Chemotherapies are nothing but poison. They stop the replication of cells in your body. See, cancer happens when the mechanism that tells cells to stop replicating breaks. Cancerous cells start multiplying like mad and take over the organ where they came from so that it can’t work anymore. Sometimes the cells get into the blood or lymph nodes and seed other tissues and organs with these crazy-fast replicating cells. Ordinarily, most cells in your body don’t replace themselves very frequently, if at all. The cells that do replicate often are skin cells and hair, blood cells, cells lining your GI tract — and cancer. Chemotherapy can’t target cancer specifically, so it hits all of the cells that reproduce quickly because cancer reproduces more often than most of the cells in your body. Some cells that are totally normal are killed off as collateral damage, which is why people on chemo usually lose their hair. They’re also vulnerable to infections because their white blood cells aren’t reproducing. In essence, chemotherapy is poisoning an entire body with the understanding that mostly cancer cells are going to die but all of the body’s cells are vulnerable.

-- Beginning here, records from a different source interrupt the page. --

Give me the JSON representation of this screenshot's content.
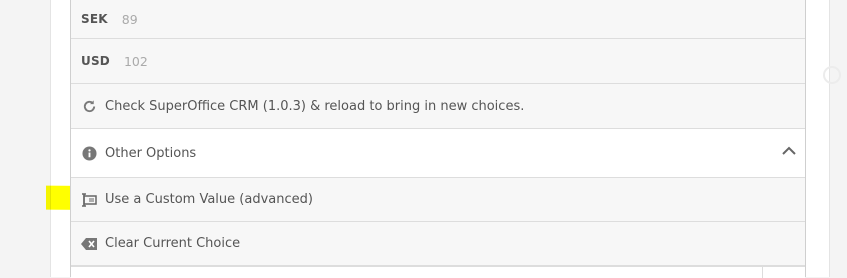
{
  "options": [
    {
      "code": "SEK",
      "value": "89"
    },
    {
      "code": "USD",
      "value": "102"
    }
  ],
  "reload_text": "Check SuperOffice CRM (1.0.3) & reload to bring in new choices.",
  "other_options": {
    "label": "Other Options",
    "expanded": true
  },
  "custom_value_label": "Use a Custom Value (advanced)",
  "clear_choice_label": "Clear Current Choice",
  "colors": {
    "highlight": "#ffff00",
    "text": "#555555",
    "muted": "#aaaaaa"
  }
}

The moral of the story is that poisons can be damn useful in the hands of doctors, but killing people is bad[citation needed] so they are used very, very carefully. This is also why you ALWAYS FOLLOW INSTRUCTIONS for drugs and don’t take them all willy-nilly thinking “if a little is good a lot is better!!” It’s a common saying around hospitals that “you can cure disease, but you can’t cure stupid.”
Or dead. We’re not that good at fixing dead.
In the meantime, take your poisons carefully and make an effort to not piss off your doctor.
BioNerd—out!
*There’s a news anchor in my home town that I swear has had so many botox injections that he can no longer move his eyebrows, but I digress.